Workflow Protocol - Orchestration Lifecycle

Low-level description of the Workflow building block internals.

Orchestration Lifecycle

This document describes the lifecycle of an orchestration at the protocol level, specifically how the Dapr engine and the SDK interact to execute workflow logic reliably.

Replay-based Execution

Dapr Workflows use event sourcing and replay to maintain state. Instead of saving the entire state of the worker process (stack, variables, etc.), Dapr saves a history of events that have occurred.

The Replay Loop

  1. Work Item Arrival: The Dapr engine sends an OrchestratorWorkItem to the SDK via the GetWorkItems stream. This work item contains the full history of the workflow instance plus any new events (e.g., an activity completion or an external event).
  2. Reconstruction: The SDK starts executing the orchestration function from the very beginning.
  3. Deterministic Execution: As the function executes, it encounters “tasks” (e.g., calling an activity, sleeping).
    • For each task, the SDK checks the provided History to see if that task has already completed.
    • If the task is in the history, the SDK returns the recorded result immediately without actually re-executing the task logic.
    • If the task is NOT in the history, the SDK records that this task needs to be scheduled and suspends execution of the orchestration function (typically by throwing a special exception or returning a pending promise).
  4. Reporting: Once the orchestration function is suspended or completes, the SDK sends a CompleteOrchestratorTask request to Dapr. This request contains a list of Actions (e.g., ScheduleTask, CreateTimer) that the engine should perform.
  5. State Commitment: The Dapr engine receives the actions, updates the workflow history in the state store, and schedules any requested tasks (e.g., by sending work to an activity worker).

Step-by-Step Example

Imagine a workflow: Activity A -> Activity B.

1. Workflow Start

  • Engine: Enqueues ExecutionStarted event.
  • SDK: Receives OrchestratorWorkItem with [ExecutionStarted].
  • SDK: Runs function. Function calls Activity A.
  • SDK: Checks history. Activity A is not there.
  • SDK: Suspends. Sends CompleteOrchestratorTask with [ScheduleTask(Activity A)].
  • Engine: Records TaskScheduled(Activity A) in history.

2. Activity A Completes

  • Engine: Records TaskCompleted(Activity A, result="foo") in history.
  • SDK: Receives OrchestratorWorkItem with [ExecutionStarted, TaskScheduled(A), TaskCompleted(A)].
  • SDK: Runs function from the start.
  • SDK: Function calls Activity A. SDK finds TaskCompleted(A) in history. Returns "foo".
  • SDK: Function calls Activity B.
  • SDK: Checks history. Activity B is not there.
  • SDK: Suspends. Sends CompleteOrchestratorTask with [ScheduleTask(Activity B)].
  • Engine: Records TaskScheduled(Activity B).

3. Workflow Completion

  • Activity B completes.
  • SDK: Receives history with both A and B completed.
  • SDK: Runs function. Both A and B return results from history.
  • SDK: Function finishes and returns a final result.
  • SDK: Sends CompleteOrchestratorTask with [CompleteOrchestration(result="final")].
  • Engine: Records OrchestrationCompleted and marks the instance as COMPLETED.

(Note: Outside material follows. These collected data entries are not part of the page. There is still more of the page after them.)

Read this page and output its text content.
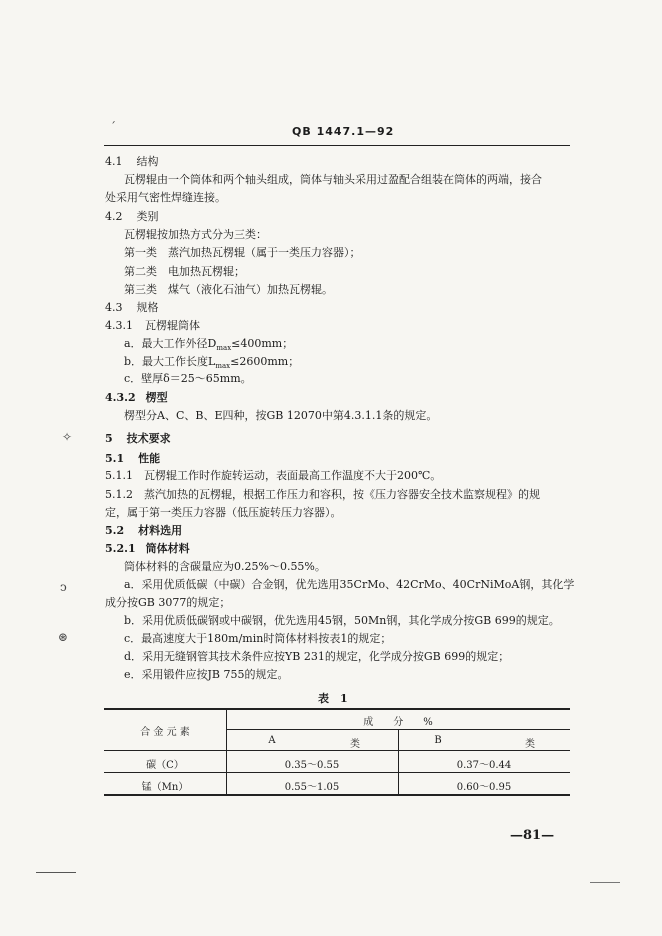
ˊ	QB 1447.1—92
4.1 结构
瓦楞辊由一个筒体和两个轴头组成，筒体与轴头采用过盈配合组装在筒体的两端，接合
处采用气密性焊缝连接。
4.2 类别
瓦楞辊按加热方式分为三类：
第一类　蒸汽加热瓦楞辊（属于一类压力容器）；
第二类　电加热瓦楞辊；
第三类　煤气（液化石油气）加热瓦楞辊。
4.3 规格
4.3.1 瓦楞辊筒体
a．最大工作外径$D_{max}\le 400mm$；
b．最大工作长度$L_{max}\le 2600mm$；
c．壁厚δ＝25～65mm。
4.3.2 楞型
楞型分A、C、B、E四种，按GB 12070中第4.3.1.1条的规定。
✧	5 技术要求
5.1 性能
5.1.1　瓦楞辊工作时作旋转运动，表面最高工作温度不大于200℃。
5.1.2　蒸汽加热的瓦楞辊，根据工作压力和容积，按《压力容器安全技术监察规程》的规
定，属于第一类压力容器（低压旋转压力容器）。
5.2 材料选用
5.2.1 筒体材料
筒体材料的含碳量应为0.25%～0.55%。
ↄ	a．采用优质低碳（中碳）合金钢，优先选用35CrMo、42CrMo、40CrNiMoA钢，其化学
成分按GB 3077的规定；
b．采用优质低碳钢或中碳钢，优先选用45钢，50Mn钢，其化学成分按GB 699的规定。
⊛	c．最高速度大于180m/min时筒体材料按表1的规定；
d．采用无缝钢管其技术条件应按YB 231的规定，化学成分按GB 699的规定；
e．采用锻件应按JB 755的规定。
表　1
合 金 元 素
成　　分　　%
A	类	B	类
碳（C）	0.35～0.55	0.37～0.44
锰（Mn）	0.55～1.05	0.60～0.95
—81—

Critical Requirements for SDK Authors

1. Determinism

The orchestration function MUST be deterministic. It cannot use:

  • Random numbers.
  • Current date/time (must use a durable timer or a provided CurrentUtcDateTime).
  • Direct IO (must be done in activities).
  • Global state that can change between replays.

2. Patching (In-flight updates)

When a workflow is already running, you might need to update its logic. However, since workflows are replay-based, changing the logic directly would break determinism for in-flight instances.

Dapr provides a Patching mechanism (e.g., ctx.IsPatched("patch-id")) to safely introduce changes:

  • Logic Branching: The SDK provides an API to check if a specific “patch” is active for the current instance.
  • Patch Recording: When a patch check is encountered during execution, the result (true/false) is recorded in the workflow history.
  • Consistency: Once a patch is recorded as active (or inactive) for an instance, it remains so for the lifetime of that instance, even if the worker code changes or the instance is moved to another worker.
  • Safety: The Dapr engine validates that the sequence of patches encountered during replay exactly matches the sequence in history. If there’s a mismatch, the workflow enters a Stalled state to prevent data corruption.

3. Named Versions (In-flight updates)

Dapr also provides a Named Versioning mechanism wherein the SDK maintains a registry of available named workflow versions. When it receives a request to initialize a new workflow by name, it’ll consult the registry to determine if the name is a match for a different workflow version than the workflow name specified and is responsible for redirecting the request to the intended “latest” version.

  • Logic Branching: The SDK provides an API to register different versions for a given workflow name.
  • Replay Consistency: The request to run a workflow may contain a property specifying a specific workflow name to execute. This ensures that in-flight workflows will always run using the same workflow version whereas new workflows will use the latest available version.

3. Stalled State

A workflow instance enters the STALLED state when the engine detects an unrecoverable condition that requires manual intervention or a code fix to proceed. Common reasons include:

  • Patch Mismatch: The current code’s patching logic contradicts the instance’s history.
  • Execution Errors: A fatal error occurred that cannot be handled by retries.

When stalled, the instance stops execution but remains in the system. Once the underlying issue is resolved (e.g., the correct code version is deployed), the instance can be resumed or will automatically resume on the next event.

4. History Management

The SDK must efficiently search the history. Typically, this is done by maintaining a counter of tasks encountered during execution and matching them against the sequence of events in the history.

5. Graceful Suspension

The SDK needs a mechanism to stop execution of the orchestration function when a task is scheduled but not yet completed, without losing the ability to restart it later.